The invention provides a method for increasing the equiaxed grain rate of a low-carbon high-silicon steel billet. The method comprises the step that when low-carbon high-silicon steel is cast, the components of molten steel are supposed to meet the requirements of 0.001<C (mass%)<0.004, 1.10<Si (mass%)<1.75, 0.010<P (mass%)<0.030, 0.15<Al (mass%)<0.35, (Ce mass%-5.8*O mass%)*(S mass %)>1.5*10<-7>, and (Ce mass %-5.8*O mass %)>1 / 34*(Mn mass %). By the adoption of the method, corrugated defects can be prevented from occurring in the rolling direction in the subsequent rolling process, the equiaxed grain rate is increased to be 20% or above, precipitation of micro MnS is restrained, and the magnetism of the low-carbon high-silicon steel is improved.

Description

Technical field: [0001] The invention relates to a method for increasing the equiaxed crystal ratio of a low-carbon high-silicon steel slab, and belongs to the technical field of steel production. Background technique: [0002] Generally, after the solidification of molten steel, a billet low-magnification structure consisting of fine equiaxed crystals, columnar crystals and central coarse equiaxed crystals is formed. At present, it is generally believed that the development of columnar crystals in steel slabs will cause the structure to have banded characteristics, and the mechanical properties will be anisotropic, especially the transverse properties and toughness will be reduced. When the columnar crystal is fully developed, the billet is easy to form a transgranular structure, resulting in central porosity, shrinkage cavity and central segregation. [0003] For low-carbon high-silicon steel, due to its compositional characteristics, it is easy to form a transgranular ...

AI Technical Summary

Problems solved by technology

However, in the process of casting non-oriented silicon steel, MnS below 1 μm will be generated. This fine and dispersed MnS will act as a pinning effect in the subsequent heat treatment process to prevent grain growth, thereby deteriorating the magnetic properties (iron loss) of non-oriented silicon steel.

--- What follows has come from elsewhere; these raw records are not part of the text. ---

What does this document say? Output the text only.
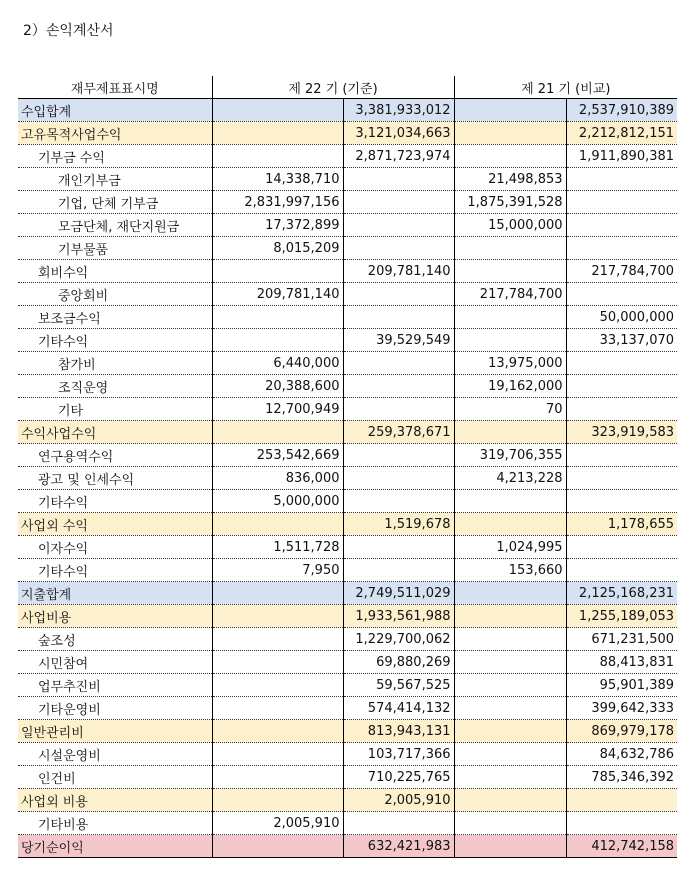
2）손익계산서
재무제표표시명	제 22 기 (기준)		제 21 기 (비교)	
수입합계		3,381,933,012		2,537,910,389
고유목적사업수익		3,121,034,663		2,212,812,151
기부금 수익		2,871,723,974		1,911,890,381
개인기부금	14,338,710		21,498,853	
기업, 단체 기부금	2,831,997,156		1,875,391,528	
모금단체, 재단지원금	17,372,899		15,000,000	
기부물품	8,015,209			
회비수익		209,781,140		217,784,700
중앙회비	209,781,140		217,784,700	
보조금수익				50,000,000
기타수익		39,529,549		33,137,070
참가비	6,440,000		13,975,000	
조직운영	20,388,600		19,162,000	
기타	12,700,949		70	
수익사업수익		259,378,671		323,919,583
연구용역수익	253,542,669		319,706,355	
광고 및 인세수익	836,000		4,213,228	
기타수익	5,000,000			
사업외 수익		1,519,678		1,178,655
이자수익	1,511,728		1,024,995	
기타수익	7,950		153,660	
지출합계		2,749,511,029		2,125,168,231
사업비용		1,933,561,988		1,255,189,053
숲조성		1,229,700,062		671,231,500
시민참여		69,880,269		88,413,831
업무추진비		59,567,525		95,901,389
기타운영비		574,414,132		399,642,333
일반관리비		813,943,131		869,979,178
시설운영비		103,717,366		84,632,786
인건비		710,225,765		785,346,392
사업외 비용		2,005,910		
기타비용	2,005,910			
당기순이익		632,421,983		412,742,158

[0008]For the low-carbon high-silicon steel whose primary phase is high-temperature ferrite (δ-Fe), it is not easy to make the billet form equiaxed grain rate by traditional method The solidified structure cannot effectively prevent defects from forming inside the billet

It also cannot effectively solve the problem of low loss of low-carbon high-silicon steel due to the fine grain size due to the precipitation of fine MnS.